Ce parti aime également à rappeler que dans l'histoire aucune union n'a été favorable à la Croatie, que ce soit l'empire austro-hongrois ou la Yougoslavie. "L'Union européenne sera une nouvelle déception pour la nation croate" a affirmé Marjan Bosnjak du parti Seulement la Croatie-Mouvement pour la Croatie (JH-PzH). Le leader du Parti autonome des droits (A-HSP) Drazen Keleminec s'est élevé contre les responsables politiques croates favorables à l'entrée de la Croatie dans l'Union européenne. Il a également affirmé que 90% des Croates, notamment ceux qui vivent dans les zones rurales, sont contre l'adhésion du pays à l'Union.
"La Croatie peut vivre de son côté et de façon indépendante comme le fait la Suisse" a déclaré Dejan Golubic, fondateur et leader des Démocrates nationaux, parti fondé en 2009, positionné à droite et opposé à l'entrée de Zagreb dans l'Union. Il met en garde contre le fait qu'il existe "un risque pour les Croates de devenir une force de travail bon marché au sein même de leur pays qui ne serait alors plus le leur". Il reproche également aux autorités de Zagreb leur manque de transparence et affirme que les élites cachent des choses au peuple, notamment en ce qui concerne la vérité sur les conséquences de l'adhésion.
Les opposants à l'entrée de la Croatie dans l'Union européenne ont organisé une manifestation sur la place principale de Zagreb le 14 janvier.
Un millier d'intellectuels et de politiques plutôt positionnés à droite, dont l'ancien ministre des Affaires étrangères et ambassadeur de la Croatie à l'Organisation des Nations unies (ONU), Zvonimir Separovic, ont signé une pétition demandant le report du référendum au moins jusqu'à ce que le TPIY prononce son verdict final dans le procès des deux généraux, Ante Gotovina, ancien inspecteur général de l'armée croate, et Mladen Markac, ex-commandant de la police du ministère de l'Intérieur (police spéciale), respectivement condamnés le15 avril 2011 à 24 et 18 ans d'emprisonnement pour crimes contre l'humanité et de violations des lois ou coutumes de la guerre (meurtres, persécutions et pillages) commis lors de l'opération Tempête (Oluja) entre juillet et septembre 1995. Les deux hommes ont interjeté appel en mai.
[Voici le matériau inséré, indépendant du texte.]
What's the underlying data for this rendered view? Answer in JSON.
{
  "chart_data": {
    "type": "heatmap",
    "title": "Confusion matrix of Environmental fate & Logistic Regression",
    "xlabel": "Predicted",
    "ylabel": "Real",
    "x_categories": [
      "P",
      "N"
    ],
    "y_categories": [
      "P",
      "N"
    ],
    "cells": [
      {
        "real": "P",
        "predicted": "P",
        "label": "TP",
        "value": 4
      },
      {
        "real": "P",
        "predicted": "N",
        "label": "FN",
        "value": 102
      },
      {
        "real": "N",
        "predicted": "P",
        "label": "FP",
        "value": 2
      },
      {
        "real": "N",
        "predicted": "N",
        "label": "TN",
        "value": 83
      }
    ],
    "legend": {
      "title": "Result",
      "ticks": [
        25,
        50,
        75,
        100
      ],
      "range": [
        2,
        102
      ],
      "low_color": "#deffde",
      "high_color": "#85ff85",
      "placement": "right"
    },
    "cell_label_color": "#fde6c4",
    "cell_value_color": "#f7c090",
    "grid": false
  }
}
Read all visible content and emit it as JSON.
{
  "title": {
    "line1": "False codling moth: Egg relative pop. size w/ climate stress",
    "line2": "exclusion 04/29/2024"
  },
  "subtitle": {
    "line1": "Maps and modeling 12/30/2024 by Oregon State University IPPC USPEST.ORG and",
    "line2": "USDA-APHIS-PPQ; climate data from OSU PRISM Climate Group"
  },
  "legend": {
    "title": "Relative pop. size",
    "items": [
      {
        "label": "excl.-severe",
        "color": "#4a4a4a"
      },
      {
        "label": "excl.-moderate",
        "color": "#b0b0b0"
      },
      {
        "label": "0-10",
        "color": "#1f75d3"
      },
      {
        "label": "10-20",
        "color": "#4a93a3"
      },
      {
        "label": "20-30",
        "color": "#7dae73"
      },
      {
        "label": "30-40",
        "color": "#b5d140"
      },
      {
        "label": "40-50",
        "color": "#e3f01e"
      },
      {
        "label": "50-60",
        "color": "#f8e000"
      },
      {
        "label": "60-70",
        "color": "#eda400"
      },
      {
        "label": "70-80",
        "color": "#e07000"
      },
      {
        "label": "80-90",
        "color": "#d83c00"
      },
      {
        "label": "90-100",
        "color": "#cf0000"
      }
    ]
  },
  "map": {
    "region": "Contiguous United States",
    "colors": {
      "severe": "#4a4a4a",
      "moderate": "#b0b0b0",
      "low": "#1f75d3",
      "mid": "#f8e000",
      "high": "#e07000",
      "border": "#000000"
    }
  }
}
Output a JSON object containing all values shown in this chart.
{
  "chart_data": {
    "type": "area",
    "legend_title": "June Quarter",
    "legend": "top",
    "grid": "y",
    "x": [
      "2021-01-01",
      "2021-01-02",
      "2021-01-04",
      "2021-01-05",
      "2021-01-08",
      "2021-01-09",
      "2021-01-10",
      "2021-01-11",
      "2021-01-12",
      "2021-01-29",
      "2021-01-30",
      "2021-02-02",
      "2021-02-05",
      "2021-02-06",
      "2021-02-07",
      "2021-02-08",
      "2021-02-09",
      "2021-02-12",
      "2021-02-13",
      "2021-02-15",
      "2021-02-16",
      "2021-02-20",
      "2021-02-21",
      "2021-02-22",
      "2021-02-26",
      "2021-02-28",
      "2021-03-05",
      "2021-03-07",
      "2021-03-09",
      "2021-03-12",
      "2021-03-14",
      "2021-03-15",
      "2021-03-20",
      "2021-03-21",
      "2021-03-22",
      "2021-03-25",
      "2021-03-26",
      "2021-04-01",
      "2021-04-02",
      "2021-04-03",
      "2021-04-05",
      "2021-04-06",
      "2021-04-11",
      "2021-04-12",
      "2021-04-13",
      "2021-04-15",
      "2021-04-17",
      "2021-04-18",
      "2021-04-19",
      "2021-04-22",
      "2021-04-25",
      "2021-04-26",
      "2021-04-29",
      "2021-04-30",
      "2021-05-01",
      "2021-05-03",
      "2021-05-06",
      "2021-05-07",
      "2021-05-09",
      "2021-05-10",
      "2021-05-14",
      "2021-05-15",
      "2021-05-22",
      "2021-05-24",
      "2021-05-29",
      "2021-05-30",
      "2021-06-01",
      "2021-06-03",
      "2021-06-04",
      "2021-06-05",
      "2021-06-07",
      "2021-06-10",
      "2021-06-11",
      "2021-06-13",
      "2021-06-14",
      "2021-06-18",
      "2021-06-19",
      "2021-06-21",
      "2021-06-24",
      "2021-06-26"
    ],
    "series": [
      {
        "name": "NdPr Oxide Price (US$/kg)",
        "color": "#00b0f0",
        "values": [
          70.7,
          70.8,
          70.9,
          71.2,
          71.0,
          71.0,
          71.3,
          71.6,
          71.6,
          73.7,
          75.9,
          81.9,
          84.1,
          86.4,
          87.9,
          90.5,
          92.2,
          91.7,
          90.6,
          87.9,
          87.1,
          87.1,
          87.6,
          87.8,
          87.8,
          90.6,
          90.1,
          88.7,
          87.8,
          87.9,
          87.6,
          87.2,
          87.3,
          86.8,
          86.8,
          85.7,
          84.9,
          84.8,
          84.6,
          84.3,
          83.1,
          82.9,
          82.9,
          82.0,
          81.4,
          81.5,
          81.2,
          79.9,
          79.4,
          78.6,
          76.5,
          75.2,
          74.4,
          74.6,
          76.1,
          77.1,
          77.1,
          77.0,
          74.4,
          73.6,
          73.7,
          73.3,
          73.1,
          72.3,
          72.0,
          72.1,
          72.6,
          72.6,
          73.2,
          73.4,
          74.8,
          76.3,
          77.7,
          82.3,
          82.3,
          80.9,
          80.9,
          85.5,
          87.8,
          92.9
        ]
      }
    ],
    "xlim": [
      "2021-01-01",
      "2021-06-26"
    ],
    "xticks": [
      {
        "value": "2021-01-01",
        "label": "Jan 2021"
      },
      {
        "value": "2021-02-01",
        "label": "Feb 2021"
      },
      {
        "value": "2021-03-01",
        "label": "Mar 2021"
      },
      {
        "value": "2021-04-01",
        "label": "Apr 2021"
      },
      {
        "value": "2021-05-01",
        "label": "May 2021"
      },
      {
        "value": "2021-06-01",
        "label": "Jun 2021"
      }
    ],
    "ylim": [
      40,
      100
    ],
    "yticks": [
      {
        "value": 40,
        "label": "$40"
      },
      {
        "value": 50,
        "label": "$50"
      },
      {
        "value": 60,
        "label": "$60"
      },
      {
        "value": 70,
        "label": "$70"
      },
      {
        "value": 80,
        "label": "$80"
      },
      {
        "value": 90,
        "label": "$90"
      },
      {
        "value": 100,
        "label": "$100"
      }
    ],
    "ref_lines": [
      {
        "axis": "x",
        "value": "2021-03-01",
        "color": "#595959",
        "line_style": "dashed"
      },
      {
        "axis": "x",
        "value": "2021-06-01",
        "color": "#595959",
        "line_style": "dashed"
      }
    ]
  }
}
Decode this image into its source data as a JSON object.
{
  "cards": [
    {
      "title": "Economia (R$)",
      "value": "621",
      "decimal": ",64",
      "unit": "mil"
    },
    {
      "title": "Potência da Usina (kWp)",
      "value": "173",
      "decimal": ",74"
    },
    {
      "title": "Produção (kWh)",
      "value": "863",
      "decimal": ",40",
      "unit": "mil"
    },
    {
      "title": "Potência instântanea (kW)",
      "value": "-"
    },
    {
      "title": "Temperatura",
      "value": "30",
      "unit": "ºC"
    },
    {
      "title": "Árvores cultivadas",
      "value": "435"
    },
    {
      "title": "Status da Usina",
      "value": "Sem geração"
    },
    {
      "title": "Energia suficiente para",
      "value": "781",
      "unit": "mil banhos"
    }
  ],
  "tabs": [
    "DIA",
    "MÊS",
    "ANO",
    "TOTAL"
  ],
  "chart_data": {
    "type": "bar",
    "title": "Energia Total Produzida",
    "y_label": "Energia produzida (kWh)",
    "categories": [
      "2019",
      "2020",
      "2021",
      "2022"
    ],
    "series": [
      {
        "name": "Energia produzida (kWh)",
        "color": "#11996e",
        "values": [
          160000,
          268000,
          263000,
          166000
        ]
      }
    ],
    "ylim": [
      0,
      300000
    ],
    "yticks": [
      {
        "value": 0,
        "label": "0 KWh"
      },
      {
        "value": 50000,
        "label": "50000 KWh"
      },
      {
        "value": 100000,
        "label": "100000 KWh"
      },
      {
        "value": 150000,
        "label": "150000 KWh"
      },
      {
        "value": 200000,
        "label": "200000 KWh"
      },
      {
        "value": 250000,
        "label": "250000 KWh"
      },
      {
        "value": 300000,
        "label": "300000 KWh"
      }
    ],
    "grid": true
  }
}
Pour les pétitionnaires qui, comme de nombreux Croates, considèrent Ante Gotovina et Mladen Markac comme des héros nationaux, le TPIY fait de la Croatie et de la guerre d'indépendance une structure criminelle et a voulu punir le pays de s'être libéré de ses occupants. "C'est un exemple historique de déshonneur et de piétinement des valeurs chrétiennes" écrivent les pétitionnaires qui reprochent à l'Union européenne une attitude "raciste".
La ministre des Affaires étrangères Vesna Pusic a mis en garde les Croates du fait qu'un nouveau référendum pourrait être organisé en cas de victoire du "non" le 22 janvier mais qu'il se pourrait tout aussi bien que, dans ce cas, Bruxelles décide que Zagreb ne puisse rejoindre les Vingt-sept que plus tard avec un groupe d'autres pays. "Le référendum sera l'occasion de monter que la Croatie appartient politiquement, et pas seulement géographiquement, historiquement et culturellement, à l'Europe" a-t-elle indiqué.
Selon la dernière enquête d'opinion réalisée par l'institut CRO-Demoskop, 55,1% des Croates s'apprêteraient à voter en faveur de l'adhésion de leur pays à l'Union européenne pour un tiers (33,3%) qui s'y opposeraient. Un Croate sur dix (11,6%) se déclare encore indécis.
Si les Croates acceptent le 22 janvier l'adhésion de leur pays à l'Union européenne, le traité d'adhésion signé par Zagreb devra encore être ratifié par les 27 Etats membres de l'Union. On rappellera qu'en France, la ratification de l'adhésion de la Croatie sera la dernière à être ratifiée par le parlement. Les adhésions suivantes seront soumises à référendum.